Degrees focusing in plant systematics focus predominantly on the identification and characterization of plant species. The discipline includes, but is not limited to, plant description and taxonomy. An ongoing shortage of qualified research in biological systematics, particularly plant systematics, makes this a good field for future employment prospects. Unfortunately, research grants for work in plant systematics are much more difficult to find than those for research into molecular or cellular biology. The City University of New York remains a top school in which to pursue this branch of the plant sciences.
Forestry is generally seen as a vocational degree rather than a research degree, with graduates generally working closely with organizations with interests in either resource extraction or preservation. Yale University has the world's most respected program in forestry, a branch of their biology and environmental science schools. Because much contemporary research in forestry is interdisciplinary, double degrees are offered in anthropology and law to doctoral students in this branch of plant science.
Molecular and cellular biology together form the hottest field of research in the plant sciences. Washington University at St. Louis has a leading program in this field. Popular topics for research include improving our understanding of how genes are turned on by transcription factors or shut off by chromatin modifications, how membrane-associated protein complexes are assembled and regulated, and chemical methods for combatting viral pathogenesis. Much of the funding in the field comes from industrial agribusiness, which supports work that may lead to the engineering of useful new traits in crop plants.
The field of ethnobotany focuses on the relationship between people and the plants in their environment.
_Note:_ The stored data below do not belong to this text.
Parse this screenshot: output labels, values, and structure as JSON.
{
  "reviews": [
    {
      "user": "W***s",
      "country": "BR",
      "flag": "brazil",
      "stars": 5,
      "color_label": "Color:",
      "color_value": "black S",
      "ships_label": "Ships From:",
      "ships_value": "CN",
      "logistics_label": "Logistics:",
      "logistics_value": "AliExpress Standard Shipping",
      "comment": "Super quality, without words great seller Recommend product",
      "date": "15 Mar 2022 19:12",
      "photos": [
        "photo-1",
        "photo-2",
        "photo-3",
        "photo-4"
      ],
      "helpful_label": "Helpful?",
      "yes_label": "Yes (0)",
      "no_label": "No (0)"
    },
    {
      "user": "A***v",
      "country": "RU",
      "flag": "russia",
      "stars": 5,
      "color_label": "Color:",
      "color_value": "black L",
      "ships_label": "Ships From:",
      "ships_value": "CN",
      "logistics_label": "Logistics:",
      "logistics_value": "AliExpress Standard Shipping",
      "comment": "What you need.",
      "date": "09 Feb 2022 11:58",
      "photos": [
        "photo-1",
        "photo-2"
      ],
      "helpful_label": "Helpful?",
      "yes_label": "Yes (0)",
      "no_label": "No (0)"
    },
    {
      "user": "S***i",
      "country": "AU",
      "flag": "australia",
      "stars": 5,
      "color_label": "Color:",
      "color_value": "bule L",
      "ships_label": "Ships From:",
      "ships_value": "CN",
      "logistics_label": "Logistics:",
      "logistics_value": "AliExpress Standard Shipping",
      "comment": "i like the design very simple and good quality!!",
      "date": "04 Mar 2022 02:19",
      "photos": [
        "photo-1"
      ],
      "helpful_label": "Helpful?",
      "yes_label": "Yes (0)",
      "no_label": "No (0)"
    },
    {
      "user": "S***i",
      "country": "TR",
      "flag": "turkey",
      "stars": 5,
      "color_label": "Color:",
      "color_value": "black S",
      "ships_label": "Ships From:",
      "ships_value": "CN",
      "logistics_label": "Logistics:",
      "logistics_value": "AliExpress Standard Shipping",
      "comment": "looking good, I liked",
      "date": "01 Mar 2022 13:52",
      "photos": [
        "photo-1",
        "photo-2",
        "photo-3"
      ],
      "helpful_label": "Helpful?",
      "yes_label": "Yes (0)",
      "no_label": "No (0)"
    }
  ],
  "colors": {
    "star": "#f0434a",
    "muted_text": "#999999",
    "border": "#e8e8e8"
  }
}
It is necessarily interdisciplinary, incorporating tools from anthropology, organic chemistry and religious studies, as needed. Much of the research and funding in the field focuses on research in medical anthropology or in pharmaceutical drug discovery. The funding for this line of research has dwindled considerably since its heyday in the 1980s, leaving the discipline in a state of crisis. At that time, Harvard University had the world's most prestigious program in ethnobotany; today, it does not even have a program. Currently, the University of Hawai'i at Manoa has the only remaining undergraduate program in ethnobotany in the U.S.